One of my fears as a recently established dividend growth investor is how will I react to a volatile market and how it will impact my ability to be able to ignore the noise. Given the current environment that appears to boarder on irrational exuberance yet again, it makes sense to think about what I would do and how I would react to a market sell off watching my nest egg come crashing down again like the 2009 recession that I had the privilege of experiencing first hand. So why am I fearful of the market right now when all things seem to be clicking on all cylinders?
- The current political environment – I’m not one to delve into who’s right or wrong about one’s political believes. Personally I could care less if you like Trump, Clinton, or that pineapple better for political office, right now there is legitimate craziness going on in the political world and it’s very much something that could upset the markets. Why would politics be so impactful to the market? It’s because markets like political gridlock because it’s predictable, they know that little will be done to change the business environment so there is less to fear from the government being involved with the regulatory environment, which in turn is a good thing. Right now we have anything but stability within the political world. Whether it be protests, the president, one party owning both houses and the executive brand, or an untested political team working for the first time at the top of the free world, nothing here screams stability to me.

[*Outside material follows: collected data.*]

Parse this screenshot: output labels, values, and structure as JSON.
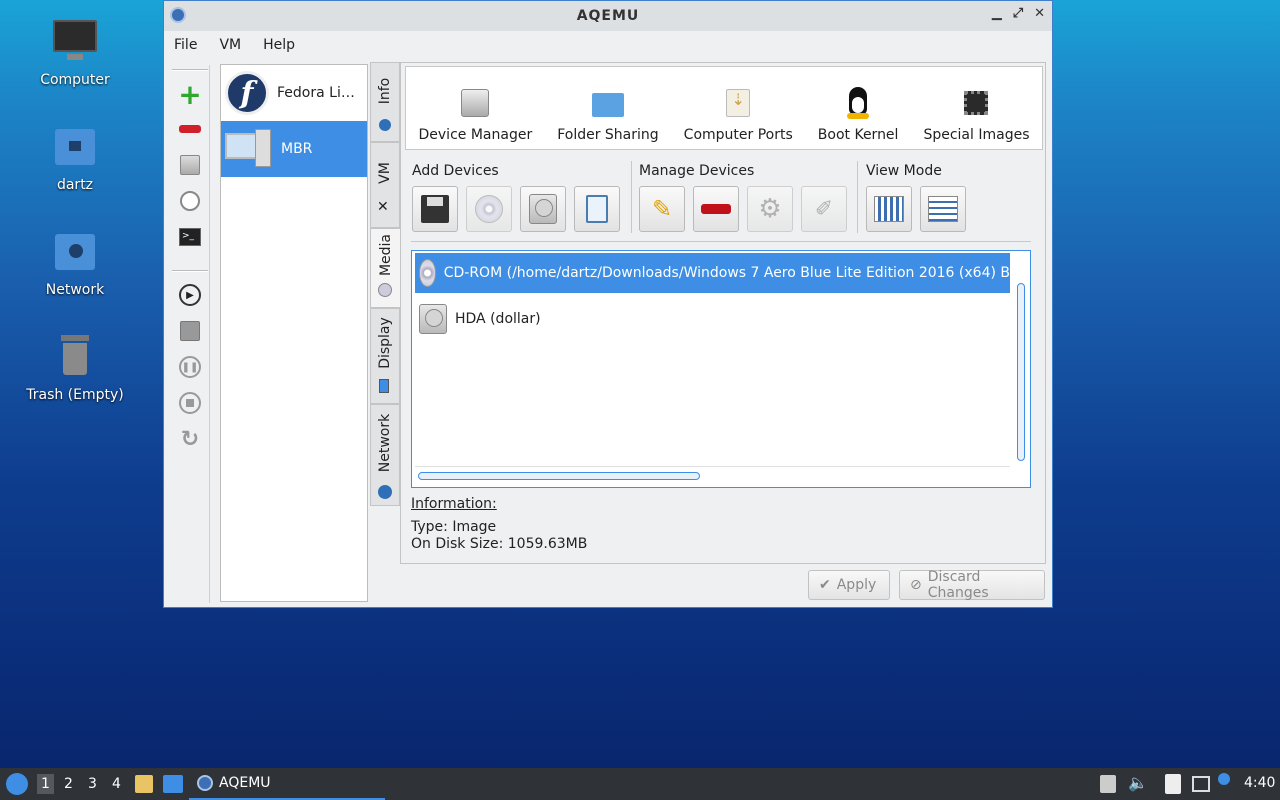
{
  "desktop": {
    "icons": [
      {
        "label": "Computer",
        "icon": "monitor-icon"
      },
      {
        "label": "dartz",
        "icon": "home-folder-icon"
      },
      {
        "label": "Network",
        "icon": "network-folder-icon"
      },
      {
        "label": "Trash (Empty)",
        "icon": "trash-icon"
      }
    ]
  },
  "window": {
    "title": "AQEMU",
    "controls": {
      "minimize": "▁",
      "maximize": "⤢",
      "close": "✕"
    }
  },
  "menu": [
    "File",
    "VM",
    "Help"
  ],
  "vm_list": [
    {
      "name": "Fedora Li…",
      "icon": "fedora-icon",
      "selected": false
    },
    {
      "name": "MBR",
      "icon": "computer-icon",
      "selected": true
    }
  ],
  "tabs": [
    {
      "label": "Info"
    },
    {
      "label": "VM"
    },
    {
      "label": "Media",
      "active": true
    },
    {
      "label": "Display"
    },
    {
      "label": "Network"
    }
  ],
  "top_icons": [
    {
      "label": "Device Manager",
      "icon": "harddisk-icon"
    },
    {
      "label": "Folder Sharing",
      "icon": "folder-icon"
    },
    {
      "label": "Computer Ports",
      "icon": "usb-icon"
    },
    {
      "label": "Boot Kernel",
      "icon": "tux-icon"
    },
    {
      "label": "Special Images",
      "icon": "chip-icon"
    }
  ],
  "groups": {
    "add": "Add Devices",
    "manage": "Manage Devices",
    "view": "View Mode"
  },
  "devices": [
    {
      "label": "CD-ROM (/home/dartz/Downloads/Windows 7 Aero Blue Lite Edition 2016 (x64) B",
      "icon": "cdrom-icon",
      "selected": true
    },
    {
      "label": "HDA (dollar)",
      "icon": "harddisk-icon",
      "selected": false
    }
  ],
  "information": {
    "heading": "Information:",
    "type": "Type: Image",
    "size": "On Disk Size: 1059.63MB"
  },
  "buttons": {
    "apply": "Apply",
    "discard": "Discard Changes"
  },
  "taskbar": {
    "workspaces": [
      "1",
      "2",
      "3",
      "4"
    ],
    "task": "AQEMU",
    "clock": "4:40"
  },
  "colors": {
    "selection": "#3d8ee4",
    "titlebar": "#dde0e3",
    "taskbar": "#2f3338"
  }
}
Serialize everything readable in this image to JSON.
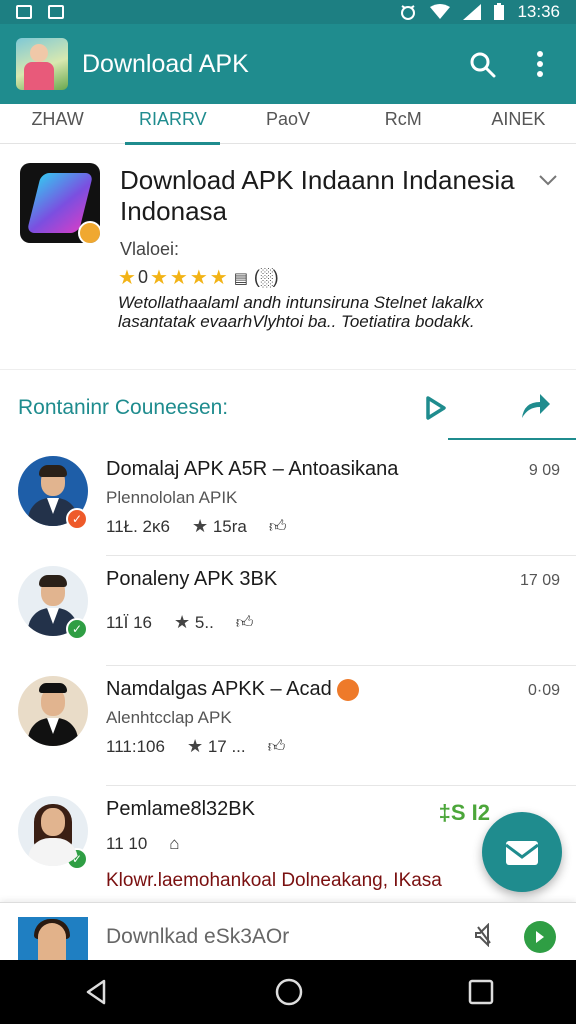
{
  "status_bar": {
    "time": "13:36"
  },
  "app_bar": {
    "title": "Download APK"
  },
  "tabs": [
    {
      "label": "ZHAW"
    },
    {
      "label": "RIARRV"
    },
    {
      "label": "PaoV"
    },
    {
      "label": "RcM"
    },
    {
      "label": "AINEK"
    }
  ],
  "app_card": {
    "name": "Download APK Indaann Indanesia Indonasa",
    "vendor": "Vlaloei:",
    "rating_prefix": "0",
    "rating_count": "(░)",
    "description": "Wetollathaalaml andh intunsiruna Stelnet lakalkx lasantatak evaarhVlyhtoi ba.. Toetiatira bodakk."
  },
  "section": {
    "title": "Rontaninr Couneesen:"
  },
  "list": [
    {
      "name": "Domalaj APK A5R – Antoasikana",
      "sub": "Plennololan APIK",
      "num": "11Ł. 2ĸ6",
      "rating": "15ra",
      "time": "9 09",
      "status": "orange"
    },
    {
      "name": "Ponaleny APK 3BK",
      "sub": "",
      "num": "11Ї  16",
      "rating": "5..",
      "time": "17 09",
      "status": "green"
    },
    {
      "name": "Namdalgas APKK – Acad",
      "sub": "Alenhtcclap APK",
      "num": "111:106",
      "rating": "17 ...",
      "time": "0·09",
      "status": "none"
    },
    {
      "name": "Pemlame8l32BK",
      "sub": "",
      "num": "11  10",
      "rating": "",
      "time": "",
      "tag": "‡S I2",
      "alert": "Klowr.laemohankoal Dolneakang, IKasa",
      "status": "green"
    }
  ],
  "bottom_card": {
    "title": "Downlkad eSk3AOr"
  },
  "colors": {
    "primary": "#1f8c8e",
    "status_bar": "#1d7f82",
    "star": "#f2b316",
    "accent_green": "#2f9e44",
    "accent_orange": "#ee5a2a"
  }
}
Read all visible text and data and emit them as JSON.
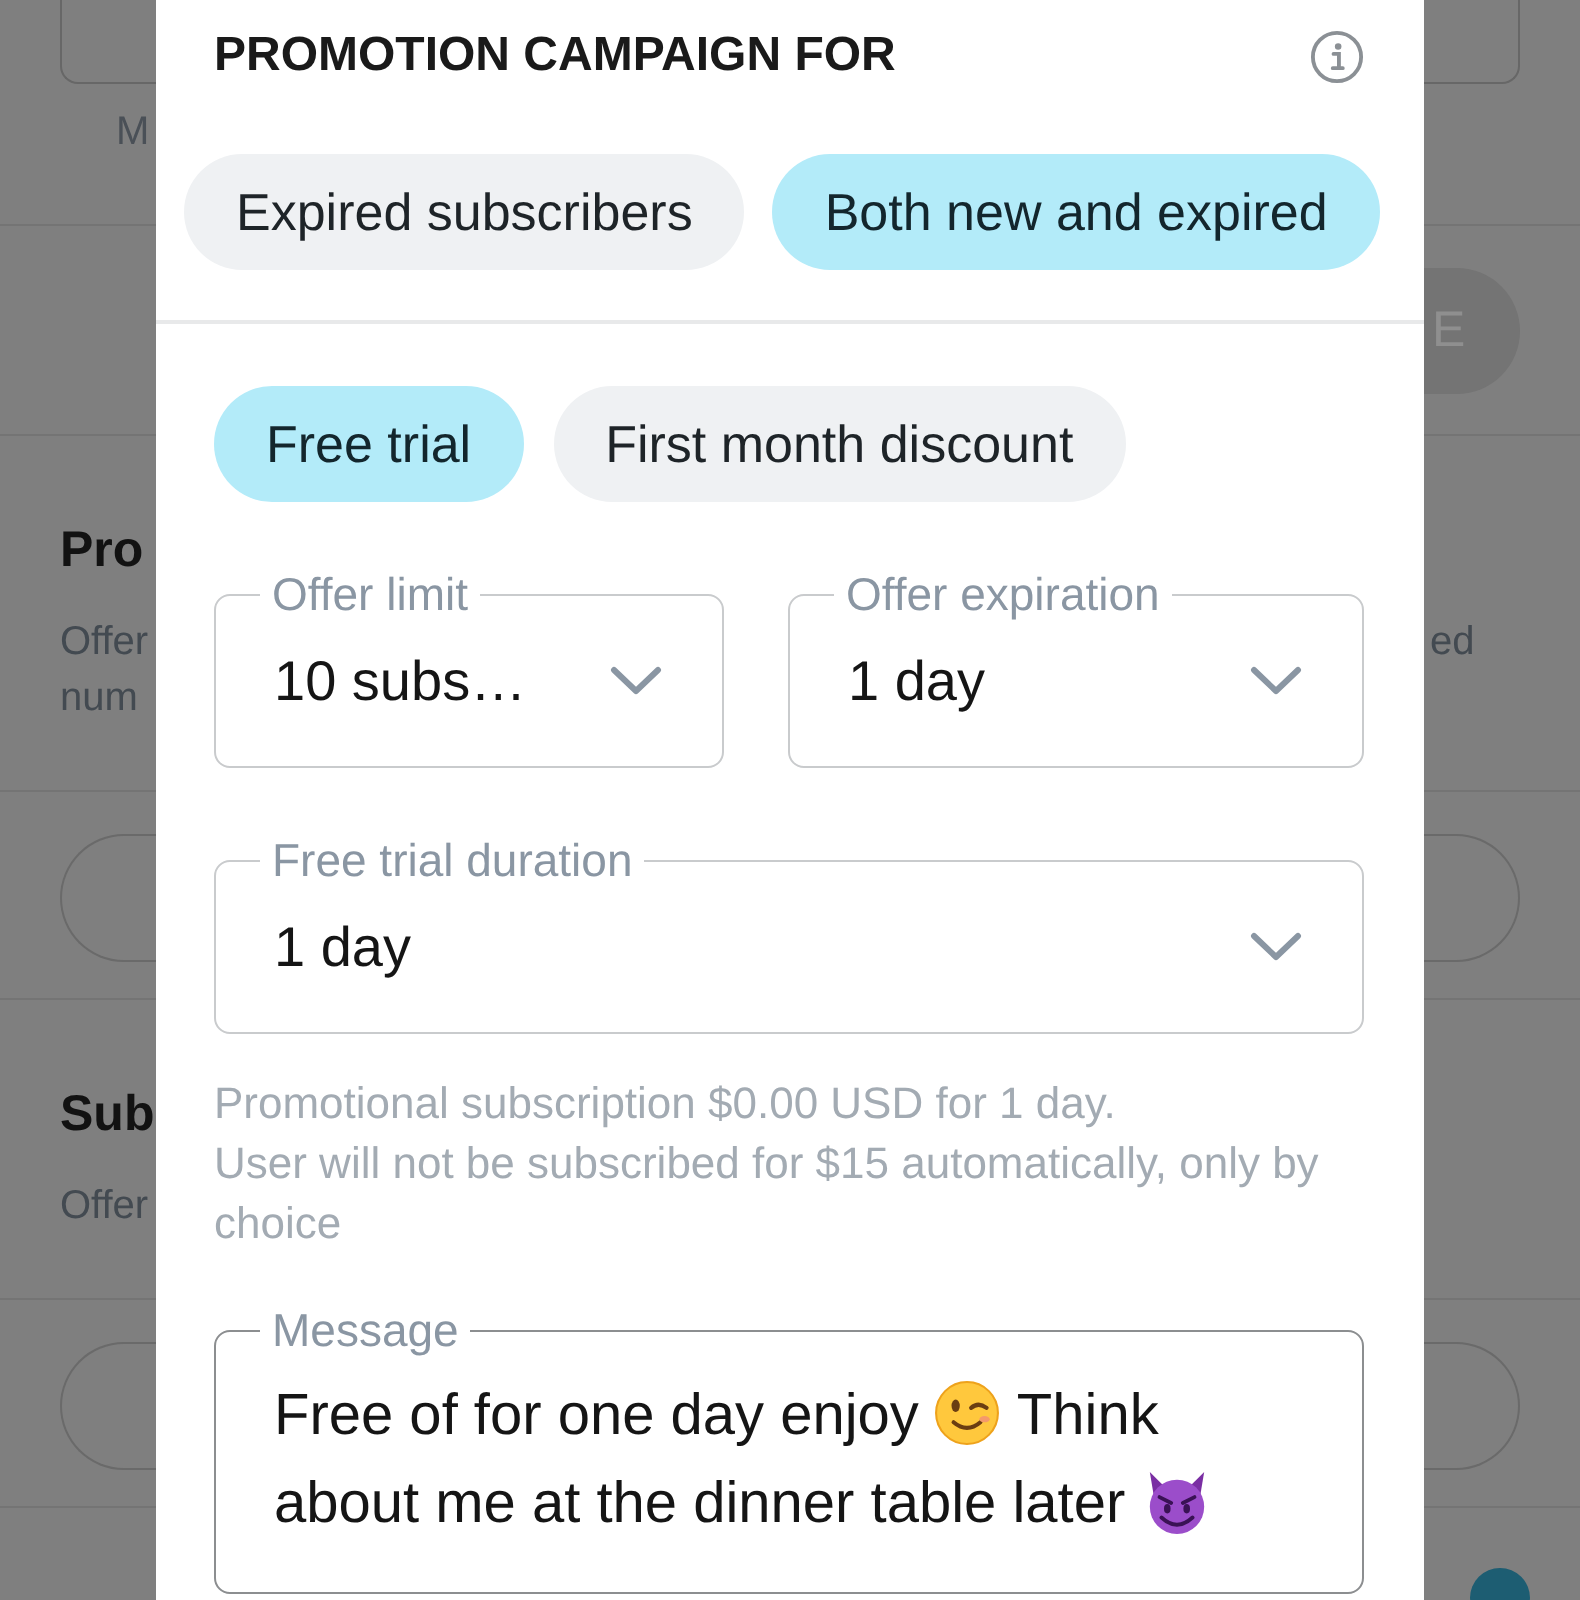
{
  "background": {
    "amount_hint": "M",
    "save_button": {
      "label": "E",
      "disabled": true
    },
    "sections": [
      {
        "title": "Pro",
        "description": [
          "Offer",
          "num"
        ],
        "description_end": "ed"
      },
      {
        "title": "Sub",
        "description": [
          "Offer"
        ]
      }
    ]
  },
  "dialog": {
    "title": "PROMOTION CAMPAIGN FOR",
    "audience": [
      {
        "label": "Expired subscribers",
        "selected": false
      },
      {
        "label": "Both new and expired",
        "selected": true
      }
    ],
    "offer_types": [
      {
        "label": "Free trial",
        "selected": true
      },
      {
        "label": "First month discount",
        "selected": false
      }
    ],
    "fields": [
      {
        "label": "Offer limit",
        "value": "10 subs…"
      },
      {
        "label": "Offer expiration",
        "value": "1 day"
      },
      {
        "label": "Free trial duration",
        "value": "1 day"
      }
    ],
    "hint": [
      "Promotional subscription $0.00 USD for 1 day.",
      "User will not be subscribed for $15 automatically, only by choice"
    ],
    "message": {
      "label": "Message",
      "focused": true,
      "value": [
        {
          "kind": "text",
          "text": "Free of for one day enjoy"
        },
        {
          "kind": "wink"
        },
        {
          "kind": "text",
          "text": "Think about me at the dinner table later"
        },
        {
          "kind": "devil"
        }
      ]
    }
  }
}
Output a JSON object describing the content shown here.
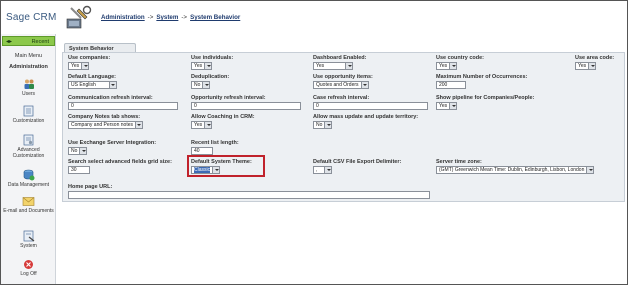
{
  "app": {
    "brand": "Sage CRM"
  },
  "breadcrumb": {
    "admin": "Administration",
    "system": "System",
    "behavior": "System Behavior",
    "sep": "->"
  },
  "sidebar": {
    "recent": "Recent",
    "main_menu": "Main Menu",
    "section": "Administration",
    "items": [
      "Users",
      "Customization",
      "Advanced Customization",
      "Data Management",
      "E-mail and Documents",
      "System",
      "Log Off"
    ]
  },
  "tab": {
    "label": "System Behavior"
  },
  "form": {
    "use_companies": {
      "label": "Use companies:",
      "value": "Yes"
    },
    "use_individuals": {
      "label": "Use individuals:",
      "value": "Yes"
    },
    "dashboard_enabled": {
      "label": "Dashboard Enabled:",
      "value": "Yes"
    },
    "use_country_code": {
      "label": "Use country code:",
      "value": "Yes"
    },
    "use_area_code": {
      "label": "Use area code:",
      "value": "Yes"
    },
    "default_language": {
      "label": "Default Language:",
      "value": "US English"
    },
    "deduplication": {
      "label": "Deduplication:",
      "value": "No"
    },
    "use_opportunity_items": {
      "label": "Use opportunity items:",
      "value": "Quotes and Orders"
    },
    "max_occurrences": {
      "label": "Maximum Number of Occurrences:",
      "value": "200"
    },
    "comm_refresh": {
      "label": "Communication refresh interval:",
      "value": "0"
    },
    "opp_refresh": {
      "label": "Opportunity refresh interval:",
      "value": "0"
    },
    "case_refresh": {
      "label": "Case refresh interval:",
      "value": "0"
    },
    "show_pipeline": {
      "label": "Show pipeline for Companies/People:",
      "value": "Yes"
    },
    "company_notes_tab": {
      "label": "Company Notes tab shows:",
      "value": "Company and Person notes"
    },
    "allow_coaching": {
      "label": "Allow Coaching in CRM:",
      "value": "Yes"
    },
    "mass_update": {
      "label": "Allow mass update and update territory:",
      "value": "No"
    },
    "exchange_integration": {
      "label": "Use Exchange Server Integration:",
      "value": "No"
    },
    "recent_list_length": {
      "label": "Recent list length:",
      "value": "40"
    },
    "search_fields_size": {
      "label": "Search select advanced fields grid size:",
      "value": "30"
    },
    "default_theme": {
      "label": "Default System Theme:",
      "value": "Classic"
    },
    "csv_delimiter": {
      "label": "Default CSV File Export Delimiter:",
      "value": ","
    },
    "server_timezone": {
      "label": "Server time zone:",
      "value": "(GMT) Greenwich Mean Time: Dublin, Edinburgh, Lisbon, London"
    },
    "home_page_url": {
      "label": "Home page URL:",
      "value": ""
    }
  },
  "colors": {
    "highlight": "#c0222b",
    "recent": "#8cc84b",
    "link": "#1f3b6e"
  }
}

- Markets after a two term president – The hyperlink here is something that is troublesome when you start looking at history and while past actions are not predictive of the future, this chart is somewhat unsettling. You see for every two term president that was in office, after the second term the market experienced a bear, sometimes quite a large one. This dates all the way back to 1960 which includes a pretty solid track record. What’s interesting to consider here is that even though we usually have the bear after the second term ends, we’re having almost the exact opposite affect with Trump’ss take on the business environment. What could change this is if he can’t accomplish the pro business ideas that he promised during the campaign which could again result in the market entering bear mode.
- The Greedometer – The work here has been relatively interesting to observe and I’m honestly partially torn on the accuracy as of late as the Greedometer predicted past bear markets with startling accuracy. Right now the countdown to crash is listed as basically now so I’m curious how this will play out. This is a very interesting as it includes adviser sentiments, growth rates, VIX, S&P 500 profit margins, along with other inputs. Right now the creator of the tool is basically telling us that there will be a severe crash coming soon.
So with the current state of affairs I think I’m rightfully concerned with the near term financial markets, but I view that as a good thing, an opportunity if you will. One of the things I learned in the 2009 bear is that while I still was investing I should have been pouring way more money in as my net worth would likely be very different today that it is now. Not saying I’m in a bad place, but to be in a stellar one would be even more fantastic. While I will continue to allocate capital to companies I expect to provide out sized returns, I plan to start keeping a rainy day fund for when the market meltdown eventually has to happen. What do you all see for US futures and are there concerns I haven’t listed that you think we should all consider?